So many painful milestones face you when your child dies. The obvious ones - his birthday, Christmas, Halloween. Annual events that you must learn to face, to get through with some semblance of keeping-it-together. Then there are the single milestones that he’ll never reach - learning to drive, prom, high school graduation. The ones that you know when they should have happened.
In a perfect world . . .
As time goes by, I am finding that there are other milestones that are even more painful because you don’t expect them. There is no bracing for the pain.
We have moved twice since Keeghan died. Because of that, I now know people who never knew my son. But few people who know me for more than an hour remain ignorant to the fact that I have a son, and that he died. I am not quite as in-your-face about letting people know as I was in the first couple of years after his death, but if someone asks me how many children I have, I tell them. Two. The fact that one is no longer living does not make him any less my child.

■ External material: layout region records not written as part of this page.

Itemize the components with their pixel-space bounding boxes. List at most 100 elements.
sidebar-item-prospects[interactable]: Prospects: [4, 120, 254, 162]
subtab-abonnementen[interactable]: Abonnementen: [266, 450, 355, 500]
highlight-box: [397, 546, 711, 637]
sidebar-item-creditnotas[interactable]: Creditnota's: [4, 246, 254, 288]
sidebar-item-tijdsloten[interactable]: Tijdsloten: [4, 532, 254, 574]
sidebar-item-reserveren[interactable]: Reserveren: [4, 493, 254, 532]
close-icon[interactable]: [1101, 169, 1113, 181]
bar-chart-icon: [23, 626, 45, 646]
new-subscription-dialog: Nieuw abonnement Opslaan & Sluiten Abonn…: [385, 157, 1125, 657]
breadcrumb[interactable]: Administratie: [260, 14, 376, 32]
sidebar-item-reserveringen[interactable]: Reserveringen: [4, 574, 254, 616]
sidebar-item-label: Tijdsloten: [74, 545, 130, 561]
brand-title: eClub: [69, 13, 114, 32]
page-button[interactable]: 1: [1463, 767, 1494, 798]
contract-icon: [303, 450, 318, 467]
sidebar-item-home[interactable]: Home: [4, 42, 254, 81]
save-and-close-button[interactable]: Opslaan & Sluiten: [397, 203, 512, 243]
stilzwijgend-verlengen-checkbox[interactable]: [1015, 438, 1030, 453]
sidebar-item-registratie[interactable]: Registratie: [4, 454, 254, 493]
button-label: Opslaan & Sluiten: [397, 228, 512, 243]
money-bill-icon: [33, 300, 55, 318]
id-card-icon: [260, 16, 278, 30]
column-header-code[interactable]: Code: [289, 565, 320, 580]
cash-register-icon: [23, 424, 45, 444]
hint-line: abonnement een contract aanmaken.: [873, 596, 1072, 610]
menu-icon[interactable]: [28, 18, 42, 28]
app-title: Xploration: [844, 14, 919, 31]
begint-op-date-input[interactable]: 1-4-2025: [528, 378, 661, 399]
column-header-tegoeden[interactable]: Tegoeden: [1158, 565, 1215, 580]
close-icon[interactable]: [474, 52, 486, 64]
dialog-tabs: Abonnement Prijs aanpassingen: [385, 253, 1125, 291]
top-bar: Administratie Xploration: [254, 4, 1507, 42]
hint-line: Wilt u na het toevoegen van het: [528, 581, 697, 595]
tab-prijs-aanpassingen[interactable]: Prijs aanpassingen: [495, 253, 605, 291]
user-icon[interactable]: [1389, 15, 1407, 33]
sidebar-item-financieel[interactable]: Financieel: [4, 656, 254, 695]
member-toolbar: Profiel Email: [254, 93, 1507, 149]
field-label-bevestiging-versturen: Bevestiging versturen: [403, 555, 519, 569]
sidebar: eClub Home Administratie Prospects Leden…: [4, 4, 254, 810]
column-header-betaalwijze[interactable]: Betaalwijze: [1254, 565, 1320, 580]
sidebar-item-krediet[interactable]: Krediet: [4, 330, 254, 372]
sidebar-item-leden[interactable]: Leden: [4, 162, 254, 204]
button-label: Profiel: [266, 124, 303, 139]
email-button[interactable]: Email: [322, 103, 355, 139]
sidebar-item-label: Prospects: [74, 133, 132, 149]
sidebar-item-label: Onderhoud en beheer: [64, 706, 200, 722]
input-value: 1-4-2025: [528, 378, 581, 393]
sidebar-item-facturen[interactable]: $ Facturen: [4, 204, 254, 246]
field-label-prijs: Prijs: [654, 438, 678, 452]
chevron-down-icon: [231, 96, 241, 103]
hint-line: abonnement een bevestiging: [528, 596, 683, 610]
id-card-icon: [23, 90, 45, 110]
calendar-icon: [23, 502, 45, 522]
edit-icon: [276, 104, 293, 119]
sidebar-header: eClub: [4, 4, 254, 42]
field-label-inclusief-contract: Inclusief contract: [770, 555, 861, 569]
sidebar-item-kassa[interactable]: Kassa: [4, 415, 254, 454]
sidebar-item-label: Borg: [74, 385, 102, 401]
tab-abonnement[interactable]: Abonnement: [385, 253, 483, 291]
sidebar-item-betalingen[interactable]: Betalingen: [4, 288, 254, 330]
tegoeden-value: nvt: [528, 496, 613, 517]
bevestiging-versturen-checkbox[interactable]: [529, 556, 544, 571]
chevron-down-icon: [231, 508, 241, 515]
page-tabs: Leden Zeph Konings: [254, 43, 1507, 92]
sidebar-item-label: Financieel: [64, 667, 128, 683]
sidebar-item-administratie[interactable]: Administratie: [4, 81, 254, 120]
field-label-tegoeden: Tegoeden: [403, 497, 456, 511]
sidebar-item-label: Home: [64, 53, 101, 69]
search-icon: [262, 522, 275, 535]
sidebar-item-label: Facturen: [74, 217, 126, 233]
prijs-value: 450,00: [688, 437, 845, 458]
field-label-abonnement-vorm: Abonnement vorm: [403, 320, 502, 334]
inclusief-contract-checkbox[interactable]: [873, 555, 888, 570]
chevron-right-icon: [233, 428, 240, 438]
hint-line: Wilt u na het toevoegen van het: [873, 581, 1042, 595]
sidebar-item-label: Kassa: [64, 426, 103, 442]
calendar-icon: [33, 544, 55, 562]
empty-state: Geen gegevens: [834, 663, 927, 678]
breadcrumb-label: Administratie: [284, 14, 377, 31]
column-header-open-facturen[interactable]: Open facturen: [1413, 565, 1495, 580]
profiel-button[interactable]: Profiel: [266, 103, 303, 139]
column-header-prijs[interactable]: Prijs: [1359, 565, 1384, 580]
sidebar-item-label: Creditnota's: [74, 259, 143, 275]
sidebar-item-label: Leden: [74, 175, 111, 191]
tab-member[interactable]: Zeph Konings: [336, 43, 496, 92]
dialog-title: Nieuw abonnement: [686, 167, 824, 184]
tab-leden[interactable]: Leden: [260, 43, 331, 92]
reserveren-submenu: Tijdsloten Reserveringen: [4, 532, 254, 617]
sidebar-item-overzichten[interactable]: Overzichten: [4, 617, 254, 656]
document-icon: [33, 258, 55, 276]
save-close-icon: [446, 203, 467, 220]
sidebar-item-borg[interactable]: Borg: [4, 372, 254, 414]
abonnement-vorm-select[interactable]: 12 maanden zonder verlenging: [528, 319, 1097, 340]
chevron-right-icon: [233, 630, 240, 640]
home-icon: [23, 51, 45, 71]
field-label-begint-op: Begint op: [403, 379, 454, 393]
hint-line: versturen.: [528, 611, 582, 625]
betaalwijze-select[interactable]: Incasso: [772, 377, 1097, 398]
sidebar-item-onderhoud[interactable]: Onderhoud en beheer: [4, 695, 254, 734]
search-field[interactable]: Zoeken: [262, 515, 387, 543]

What took me by surprise, however, was finding out that someone I know and talk to fairly often didn’t even know what my son looked like. I know, weird. Why would she? She’s never been to my house to see his picture on the wall. I don’t carry his picture around and show it to everyone I meet. As silly as it sounds, I guess subconsciously I assumed that anyone who had ever spoken to me about him would somehow see him in their mind’s eye as I see him. Vibrant, beautiful, alive.
The other shock came from the realization that she might not know his name. Don’t people automatically know both of my kids’ names? If they know Mackenzie’s name, shouldn’t they know Keeghan’s also? For so many years, when referring to our children, it was always “Mackenzie and Keeghan.” But that isn’t the case anymore, at least not in the minds of those who never knew Keeghan. But I didn’t realize that.
It’s hard reaching these milestones. Facing the fact that there is a lifetime ahead of me of meeting people who will never know him. A lifetime of reacting to the gut punch of realization that comes with the reaching of these milestones. A lifetime of knowing that there is a huge part of me missing, but only those who knew me before his death will even realize it’s not there. Some spark of the old Shannon, the one who was whole, that is gone.
These milestones are like another death, one with no ceremony to mark its passing. Only more tears.
All of the things you mention are painful...and profound. Milestones, as you say, that one never wants to reach.